La directrice du programme Immunisation, Vaccins et Produits Biologiques de l'Organisation mondiale de la santé, Kate O'Brien, a déclaré que ces résultats constituaient une preuve solide du potentiel du vaccin à changer la trajectoire de la mortalité infantile sur le continent.
« Il s’agit là d’une preuve très solide du potentiel des vaccins contre le paludisme pour changer la trajectoire de la mortalité infantile en Afrique, et de la raison pour laquelle il est urgent de surmonter les obstacles au financement afin d’accélérer leur déploiement. »

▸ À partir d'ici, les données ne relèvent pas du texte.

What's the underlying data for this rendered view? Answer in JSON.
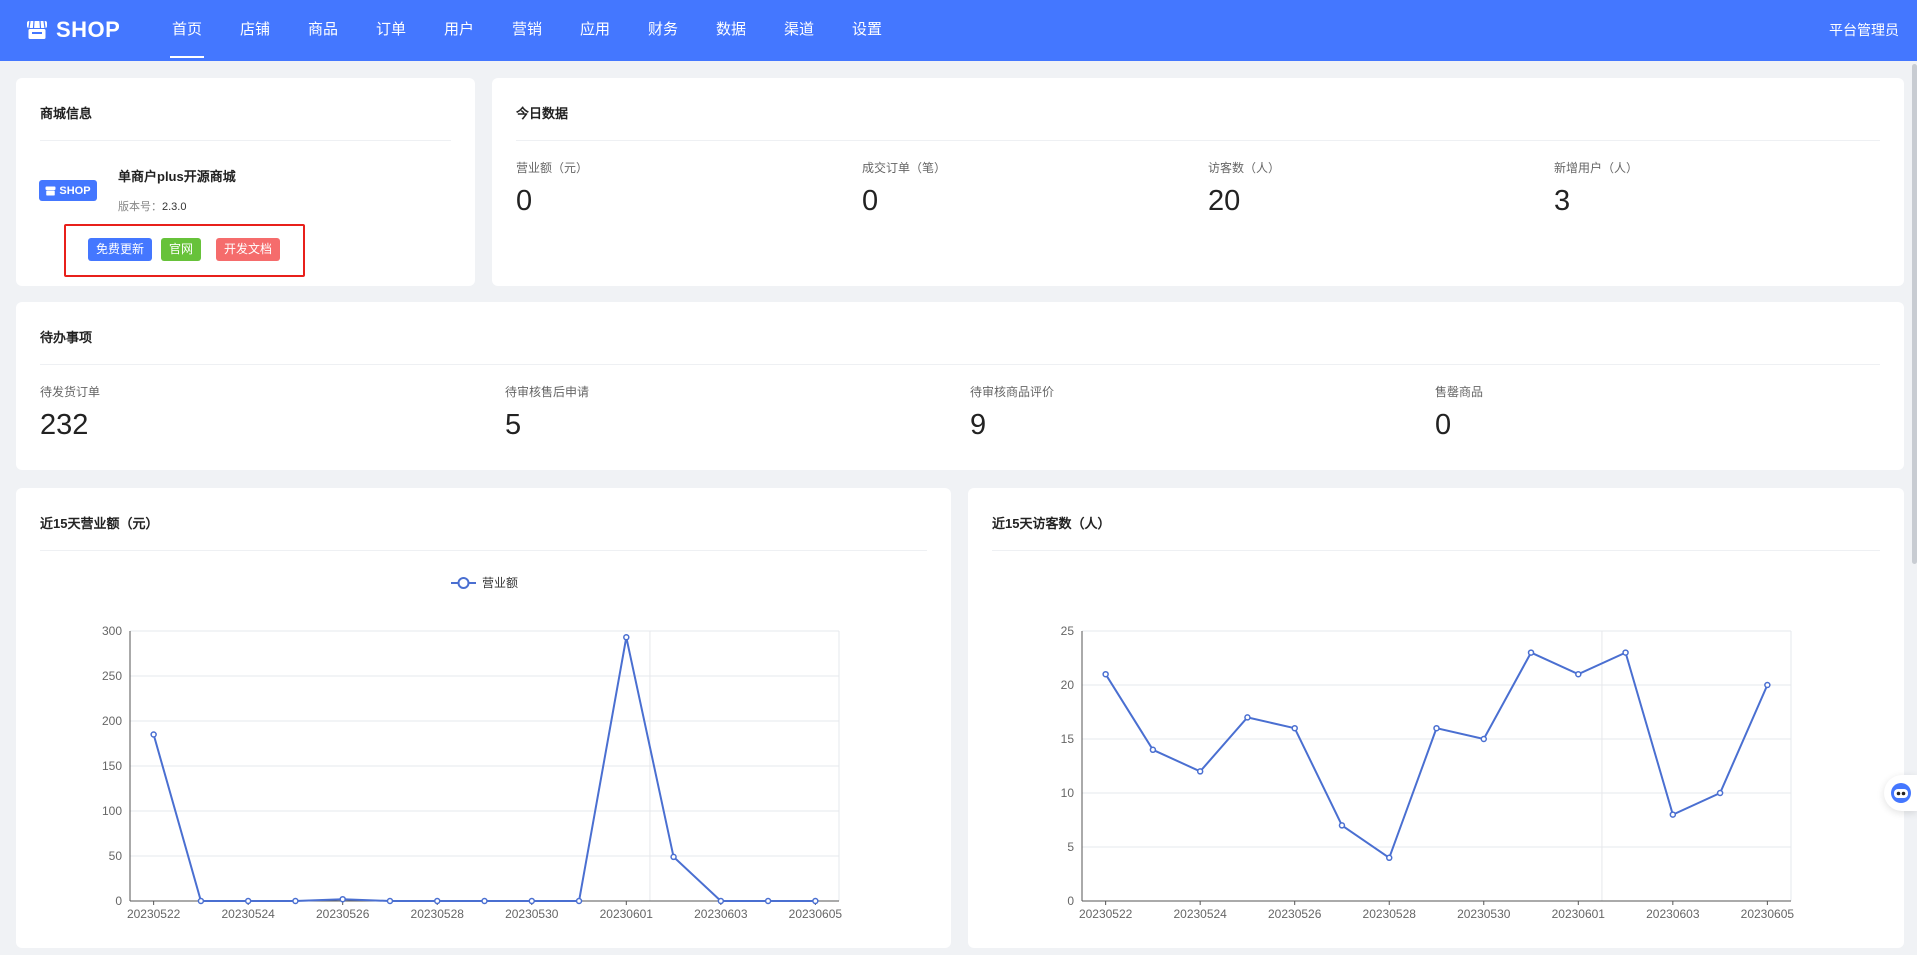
{
  "header": {
    "logo_text": "SHOP",
    "logo_icon": "store-icon",
    "nav": [
      {
        "label": "首页",
        "active": true
      },
      {
        "label": "店铺"
      },
      {
        "label": "商品"
      },
      {
        "label": "订单"
      },
      {
        "label": "用户"
      },
      {
        "label": "营销"
      },
      {
        "label": "应用"
      },
      {
        "label": "财务"
      },
      {
        "label": "数据"
      },
      {
        "label": "渠道"
      },
      {
        "label": "设置"
      }
    ],
    "user_role": "平台管理员"
  },
  "shop_info": {
    "title": "商城信息",
    "badge_text": "SHOP",
    "name": "单商户plus开源商城",
    "version_label": "版本号：",
    "version": "2.3.0",
    "buttons": {
      "update": "免费更新",
      "website": "官网",
      "docs": "开发文档"
    }
  },
  "today": {
    "title": "今日数据",
    "stats": [
      {
        "label": "营业额（元）",
        "value": "0"
      },
      {
        "label": "成交订单（笔）",
        "value": "0"
      },
      {
        "label": "访客数（人）",
        "value": "20"
      },
      {
        "label": "新增用户（人）",
        "value": "3"
      }
    ]
  },
  "todo": {
    "title": "待办事项",
    "items": [
      {
        "label": "待发货订单",
        "value": "232"
      },
      {
        "label": "待审核售后申请",
        "value": "5"
      },
      {
        "label": "待审核商品评价",
        "value": "9"
      },
      {
        "label": "售罄商品",
        "value": "0"
      }
    ]
  },
  "chart_data": [
    {
      "type": "line",
      "title": "近15天营业额（元）",
      "legend": "营业额",
      "legend_position": "top-center",
      "x": [
        "20230522",
        "20230523",
        "20230524",
        "20230525",
        "20230526",
        "20230527",
        "20230528",
        "20230529",
        "20230530",
        "20230531",
        "20230601",
        "20230602",
        "20230603",
        "20230604",
        "20230605"
      ],
      "x_tick_labels": [
        "20230522",
        "20230524",
        "20230526",
        "20230528",
        "20230530",
        "20230601",
        "20230603",
        "20230605"
      ],
      "series": [
        {
          "name": "营业额",
          "values": [
            185,
            0,
            0,
            0,
            2,
            0,
            0,
            0,
            0,
            0,
            293,
            49,
            0,
            0,
            0
          ]
        }
      ],
      "ylim": [
        0,
        300
      ],
      "y_ticks": [
        0,
        50,
        100,
        150,
        200,
        250,
        300
      ],
      "grid": true,
      "color": "#4a6fd1"
    },
    {
      "type": "line",
      "title": "近15天访客数（人）",
      "x": [
        "20230522",
        "20230523",
        "20230524",
        "20230525",
        "20230526",
        "20230527",
        "20230528",
        "20230529",
        "20230530",
        "20230531",
        "20230601",
        "20230602",
        "20230603",
        "20230604",
        "20230605"
      ],
      "x_tick_labels": [
        "20230522",
        "20230524",
        "20230526",
        "20230528",
        "20230530",
        "20230601",
        "20230603",
        "20230605"
      ],
      "series": [
        {
          "values": [
            21,
            14,
            12,
            17,
            16,
            7,
            4,
            16,
            15,
            23,
            21,
            23,
            8,
            10,
            20
          ]
        }
      ],
      "ylim": [
        0,
        25
      ],
      "y_ticks": [
        0,
        5,
        10,
        15,
        20,
        25
      ],
      "grid": true,
      "color": "#4a6fd1"
    }
  ]
}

« La demande est forte et l'offre suffisante, mais un financement accru est nécessaire pour que les pays puissent acheter suffisamment de vaccins, ainsi que d'autres outils de prévention du paludisme, afin d'atteindre tous les enfants les plus exposés au risque de maladie grave ou de décès », a déclaré O'Brien.

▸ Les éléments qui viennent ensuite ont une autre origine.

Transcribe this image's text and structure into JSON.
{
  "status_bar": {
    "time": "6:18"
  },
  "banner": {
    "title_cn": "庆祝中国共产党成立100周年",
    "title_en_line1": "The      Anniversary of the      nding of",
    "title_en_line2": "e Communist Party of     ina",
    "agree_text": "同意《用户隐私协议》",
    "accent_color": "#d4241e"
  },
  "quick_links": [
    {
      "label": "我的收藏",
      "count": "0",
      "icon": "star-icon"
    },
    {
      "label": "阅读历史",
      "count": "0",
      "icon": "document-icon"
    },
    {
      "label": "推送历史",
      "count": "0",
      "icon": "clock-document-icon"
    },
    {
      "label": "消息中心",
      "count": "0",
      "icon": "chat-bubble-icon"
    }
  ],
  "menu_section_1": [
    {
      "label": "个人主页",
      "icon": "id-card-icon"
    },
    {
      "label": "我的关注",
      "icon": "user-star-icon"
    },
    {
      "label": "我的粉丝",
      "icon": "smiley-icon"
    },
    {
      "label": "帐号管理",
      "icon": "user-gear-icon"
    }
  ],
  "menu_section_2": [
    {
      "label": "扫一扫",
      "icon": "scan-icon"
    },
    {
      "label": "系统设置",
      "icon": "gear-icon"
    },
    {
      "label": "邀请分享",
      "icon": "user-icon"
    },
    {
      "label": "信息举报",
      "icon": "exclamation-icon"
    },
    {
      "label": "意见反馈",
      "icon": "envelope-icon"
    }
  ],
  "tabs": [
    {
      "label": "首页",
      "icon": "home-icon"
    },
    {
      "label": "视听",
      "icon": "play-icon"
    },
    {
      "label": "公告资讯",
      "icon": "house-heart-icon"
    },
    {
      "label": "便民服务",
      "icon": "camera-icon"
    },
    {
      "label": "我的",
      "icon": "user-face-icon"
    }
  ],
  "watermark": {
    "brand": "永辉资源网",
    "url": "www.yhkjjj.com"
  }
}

Malgré les progrès réalisés à l'échelle mondiale, le paludisme demeure l'une des principales causes de mortalité infantile en Afrique. Rien qu'en 2024, on estime que 438 000 enfants africains sont décédés des suites de cette maladie.
Le directeur du programme de lutte contre le paludisme et les maladies tropicales négligées de l'OMS, Daniel Ngamije Madandi, a déclaré que la vaccination renforçait la riposte au paludisme lorsqu'elle était combinée à d'autres interventions éprouvées.
« La vaccination contre le paludisme renforce la riposte et améliore l’accès à la prévention du paludisme dans les pays qui utilisent un ensemble d’interventions éprouvées pour optimiser considérablement l’impact dans les zones de transmission modérée et élevée », a déclaré Madandi.
Les auteurs de l'étude ont également noté que le schéma vaccinal à quatre doses offrait des opportunités supplémentaires pour administrer d'autres vaccins infantiles, tels que les vaccins contre la rougeole et la méningite, parallèlement à des interventions sanitaires telles que la supplémentation en vitamine A et les moustiquaires imprégnées d'insecticide.
L'évaluation a par ailleurs confirmé que l'introduction du vaccin contre le paludisme n'avait eu aucune conséquence négative sur la vaccination des enfants ni sur le recours à d'autres mesures de prévention du paludisme.
Actuellement, 25 pays africains où le paludisme est endémique proposent des vaccins contre le paludisme dans le cadre de leurs programmes de vaccination infantile, ciblant chaque année plus de 10 millions d'enfants.
Cependant, les contraintes budgétaires empêchent de nombreux pays d’étendre la vaccination aux objectifs nationaux, malgré un approvisionnement suffisant en vaccins recommandés par l’OMS, RTS,S et R21, pour répondre à la demande existante.
L'évaluation a été menée par des scientifiques de l'OMS, d'instituts de recherche basés en Afrique et d'autres organismes de santé mondiaux, notamment la London School of Hygiene and Tropical Medicine et les Centres américains de contrôle et de prévention des maladies.